The U.S. will face several difficulties in returning to the region. In order to assert itself as an influential presence, the U.S. must first contend with Chinese and other East Asian economies in the region. Amid the U.S.-led free trade rounds of negotiations, ASEAN countries have also begun a different round of trade talks, but this time with China, Japan, and South Korea. U.S. foreign and trade policy then must not only compete with these rapidly growing East Asian economies but also be able to court ASEAN countries.
This latter task will prove challenging given the current skepticism of the U.S. among many citizens in ASEAN countries. The coalition of opposition parties in Malaysia, which stand a chance of winning the upcoming general elections, created a stir when they criticized the ruling party in government for allowing a U.S. supercarrier to berth at Malaysia’s main trading port. This forced the Malaysian Defense Minister, Ahmad Zahid Hamidi, to assure the public that Malaysia would not host a foreign military base. Similar suspicions have been voiced by opposition lawmakers in Thailand against U.S. government plans to expand use of a military base just southeast of Bangkok.
These domestic concerns are clearly linked to a very noticeable increase of U.S. presence in Southeast Asia, the consequences of which remain extremely uncertain. Journalists and voters, however, have yet to ask Obama or Romney tough questions about their foreign policy approaches to Southeast Asia, especially given Indonesia’s growing role in counter terrorism efforts, the rapidly changing political landscapes of Burma and the Philippines, and economic growth in Vietnam and Cambodia.

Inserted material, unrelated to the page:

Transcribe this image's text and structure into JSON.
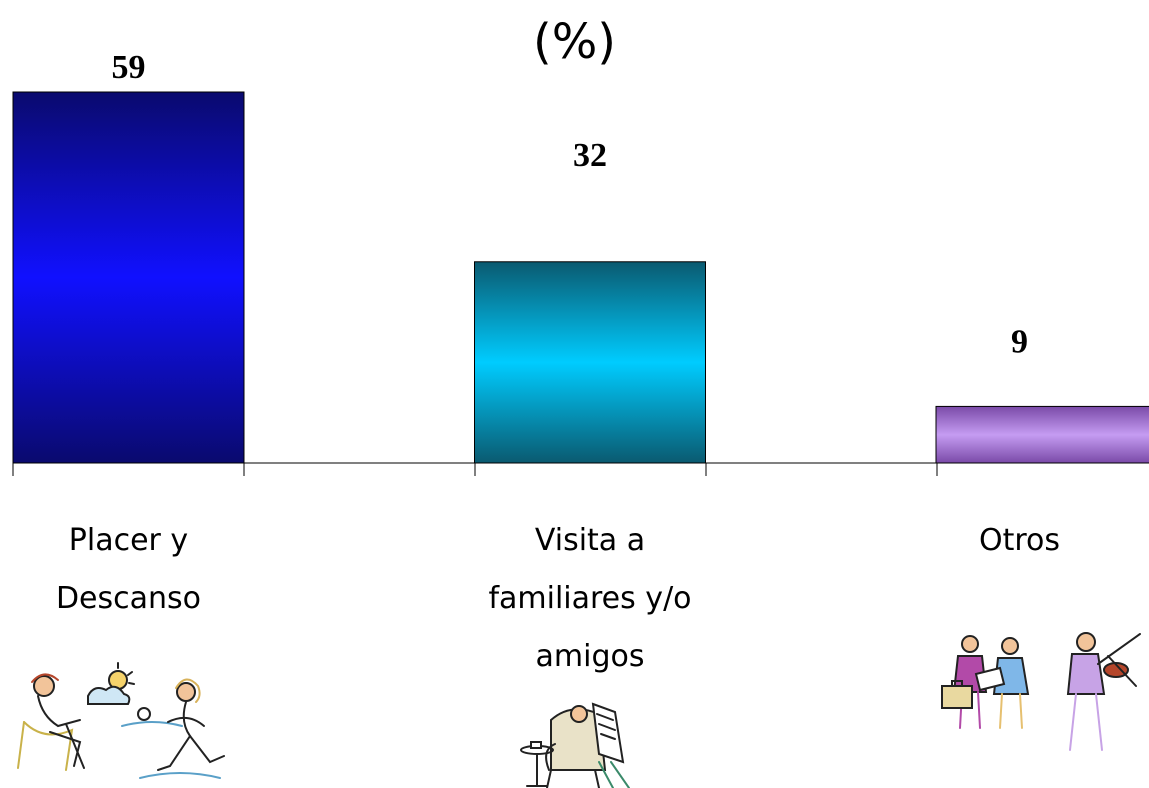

Factor in Chinese interests in trade in the region amid stalled European and U.S. economies, along with Chinese encroachment on the South China Sea islands, which would grant access to fisheries and large oil reserves, and it becomes clear that Americans need to elect a president who will be most equipped to avoid a potential armed clash in the seas of Southeast Asia.
Unfortunately, with both Obama and Romney campaigns singularly fixated on the September attacks that killed four U.S. citizens in Libya, Southeast Asia will unlikely be a topic of discussion at this Tuesday’s second presidential debate.